Pemerintah tidak siap
Yunita menegaskan, pengetahuan dari masa lalu untuk melihat ke masa depan masih terdapat celah (gap). Menurut dia, pemerintah tidak siap untuk memberikan pengetahuan tersebut kepada petani. Kebijakan dengan pendekatan monokultur dan menanam tanpa jeda dan tanpa variasi hanya memperburuk kondisi. Bukti nyata adalah serangan hama wereng coklat yang mengganas pada musim tanam sekarang. ”Kebijakan flexible farming (petani leluasa menentukan jenis padi, pestisida, mengacu pada kondisi tanah, cuaca, hama), responsive farming (petani menyesuaikan dengan kondisi alam misalnya musim hujan dan intensitas hujan) yang harus dikembangkan. Ini berkebalikan dengan kebijakan yang bersifat top-down dan monokultur.
Untuk mencapai target itu, pemerintah meminta petani terus menanam padi tanpa jeda, dengan ditunjang sarana produksi seperti pupuk. ”Ilmu atau pengetahuan tentang penelang tak lagi dilihat. Penelang itu memberi jeda. Sawah diistirahatkan dengan ditanami palawija atau jagung. Proses itu dibutuhkan untuk mengembalikan kesuburan tanah,” kata Yunita.

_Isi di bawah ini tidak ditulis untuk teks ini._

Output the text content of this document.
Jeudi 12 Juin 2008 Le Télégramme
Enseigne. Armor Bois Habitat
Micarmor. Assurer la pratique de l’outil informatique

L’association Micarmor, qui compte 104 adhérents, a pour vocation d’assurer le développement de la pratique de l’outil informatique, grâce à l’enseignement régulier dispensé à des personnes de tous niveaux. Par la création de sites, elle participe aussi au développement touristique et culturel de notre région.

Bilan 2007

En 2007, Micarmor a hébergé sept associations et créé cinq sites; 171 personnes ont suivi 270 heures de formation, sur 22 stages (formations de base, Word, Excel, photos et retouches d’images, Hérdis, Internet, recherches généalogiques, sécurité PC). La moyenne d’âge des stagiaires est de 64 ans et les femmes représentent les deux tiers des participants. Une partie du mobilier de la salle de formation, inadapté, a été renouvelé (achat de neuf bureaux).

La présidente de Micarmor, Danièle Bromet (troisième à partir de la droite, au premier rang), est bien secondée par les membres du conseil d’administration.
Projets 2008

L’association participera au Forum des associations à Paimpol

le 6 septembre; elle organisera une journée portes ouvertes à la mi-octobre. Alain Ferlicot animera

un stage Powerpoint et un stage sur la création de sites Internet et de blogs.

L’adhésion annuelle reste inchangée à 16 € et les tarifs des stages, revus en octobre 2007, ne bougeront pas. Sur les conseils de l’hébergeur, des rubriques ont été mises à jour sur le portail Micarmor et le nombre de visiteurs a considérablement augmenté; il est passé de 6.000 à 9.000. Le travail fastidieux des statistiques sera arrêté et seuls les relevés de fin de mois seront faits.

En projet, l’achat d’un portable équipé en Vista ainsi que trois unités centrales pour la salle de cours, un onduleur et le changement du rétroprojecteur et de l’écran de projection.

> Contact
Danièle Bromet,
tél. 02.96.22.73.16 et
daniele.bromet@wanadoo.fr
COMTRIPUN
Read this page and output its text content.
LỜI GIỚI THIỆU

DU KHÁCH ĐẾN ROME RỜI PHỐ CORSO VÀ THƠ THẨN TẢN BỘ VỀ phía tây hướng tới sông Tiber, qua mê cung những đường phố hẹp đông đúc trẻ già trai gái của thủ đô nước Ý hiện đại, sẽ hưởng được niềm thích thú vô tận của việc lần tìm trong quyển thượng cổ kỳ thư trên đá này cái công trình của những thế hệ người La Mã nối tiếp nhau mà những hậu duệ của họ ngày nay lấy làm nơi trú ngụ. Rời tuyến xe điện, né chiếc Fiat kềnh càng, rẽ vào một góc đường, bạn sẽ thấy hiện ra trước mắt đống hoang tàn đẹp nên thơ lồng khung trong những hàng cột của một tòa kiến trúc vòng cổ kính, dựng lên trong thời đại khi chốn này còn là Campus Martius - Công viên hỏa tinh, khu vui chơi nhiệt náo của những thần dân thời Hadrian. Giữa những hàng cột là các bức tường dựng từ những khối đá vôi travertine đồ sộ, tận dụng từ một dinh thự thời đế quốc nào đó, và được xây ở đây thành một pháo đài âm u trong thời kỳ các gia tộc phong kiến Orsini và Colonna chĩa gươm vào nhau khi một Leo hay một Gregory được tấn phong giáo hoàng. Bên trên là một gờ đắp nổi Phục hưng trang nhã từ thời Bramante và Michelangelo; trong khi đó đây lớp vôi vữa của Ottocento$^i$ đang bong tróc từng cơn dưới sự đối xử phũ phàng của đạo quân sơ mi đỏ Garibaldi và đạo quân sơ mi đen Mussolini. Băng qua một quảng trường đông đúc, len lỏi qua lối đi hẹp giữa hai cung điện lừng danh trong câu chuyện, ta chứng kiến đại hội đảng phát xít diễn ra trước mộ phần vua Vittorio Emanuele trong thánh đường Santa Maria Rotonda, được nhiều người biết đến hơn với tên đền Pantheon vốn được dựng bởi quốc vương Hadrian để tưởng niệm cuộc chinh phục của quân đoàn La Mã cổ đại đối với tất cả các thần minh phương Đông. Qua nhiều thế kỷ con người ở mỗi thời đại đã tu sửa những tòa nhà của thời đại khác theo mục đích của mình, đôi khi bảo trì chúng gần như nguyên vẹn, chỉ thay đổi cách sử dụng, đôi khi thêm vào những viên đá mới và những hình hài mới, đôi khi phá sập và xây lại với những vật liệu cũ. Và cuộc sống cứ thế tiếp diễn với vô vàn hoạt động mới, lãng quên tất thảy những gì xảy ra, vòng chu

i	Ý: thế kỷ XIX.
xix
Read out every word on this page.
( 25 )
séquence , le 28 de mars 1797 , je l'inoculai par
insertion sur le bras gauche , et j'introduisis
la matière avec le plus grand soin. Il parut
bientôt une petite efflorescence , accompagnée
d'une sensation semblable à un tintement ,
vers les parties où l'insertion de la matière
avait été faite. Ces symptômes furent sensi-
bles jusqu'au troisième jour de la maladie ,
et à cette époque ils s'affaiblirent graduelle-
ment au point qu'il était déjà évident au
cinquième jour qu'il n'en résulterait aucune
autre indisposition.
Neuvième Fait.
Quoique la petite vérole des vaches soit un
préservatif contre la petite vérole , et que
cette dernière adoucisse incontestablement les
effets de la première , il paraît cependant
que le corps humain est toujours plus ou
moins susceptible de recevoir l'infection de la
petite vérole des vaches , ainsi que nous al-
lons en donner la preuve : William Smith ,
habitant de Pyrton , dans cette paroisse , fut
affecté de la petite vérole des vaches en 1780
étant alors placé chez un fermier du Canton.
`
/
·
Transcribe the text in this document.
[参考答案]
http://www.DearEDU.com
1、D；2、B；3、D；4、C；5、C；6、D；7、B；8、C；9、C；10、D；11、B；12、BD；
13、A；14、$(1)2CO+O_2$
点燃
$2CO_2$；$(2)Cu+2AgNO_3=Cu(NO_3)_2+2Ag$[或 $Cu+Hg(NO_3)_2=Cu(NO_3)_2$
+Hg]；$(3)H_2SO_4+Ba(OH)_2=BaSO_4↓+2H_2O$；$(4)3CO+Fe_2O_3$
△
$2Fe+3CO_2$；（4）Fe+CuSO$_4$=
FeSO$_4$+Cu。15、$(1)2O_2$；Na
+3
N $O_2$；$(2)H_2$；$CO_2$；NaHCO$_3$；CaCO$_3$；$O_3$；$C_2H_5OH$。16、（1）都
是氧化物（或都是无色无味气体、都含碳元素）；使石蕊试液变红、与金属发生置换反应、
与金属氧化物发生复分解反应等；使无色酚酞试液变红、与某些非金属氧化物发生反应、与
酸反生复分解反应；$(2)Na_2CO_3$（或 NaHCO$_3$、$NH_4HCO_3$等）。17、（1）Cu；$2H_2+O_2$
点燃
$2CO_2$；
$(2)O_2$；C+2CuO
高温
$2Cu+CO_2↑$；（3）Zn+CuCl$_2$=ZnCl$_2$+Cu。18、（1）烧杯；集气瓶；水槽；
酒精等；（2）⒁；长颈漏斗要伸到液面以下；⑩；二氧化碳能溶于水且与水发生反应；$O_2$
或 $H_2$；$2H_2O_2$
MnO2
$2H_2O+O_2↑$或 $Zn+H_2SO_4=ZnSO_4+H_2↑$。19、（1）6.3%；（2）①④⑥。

Last but not least, dalam diskursus pertanian, pemerintah membicarakan banyak hal: harga sarana produksi yang tetap tinggi meski katanya telah disubsidi, harga eceran tertinggi (HET), jenis padi (yang ini telah ditentukan), dan sebagainya. Namun, pemerintah luput berbicara soal petani, sang pelaku utama pertanian.
”Petani sebagai subyek telah ditinggalkan,” kata Yunita. Kedaulatan pangan mungkin hanya menjadi angan yang utopis jika pemerintah tidak menempatkan petani sebagai subyek, menempatkan petani dalam sentral diskursus pertanian.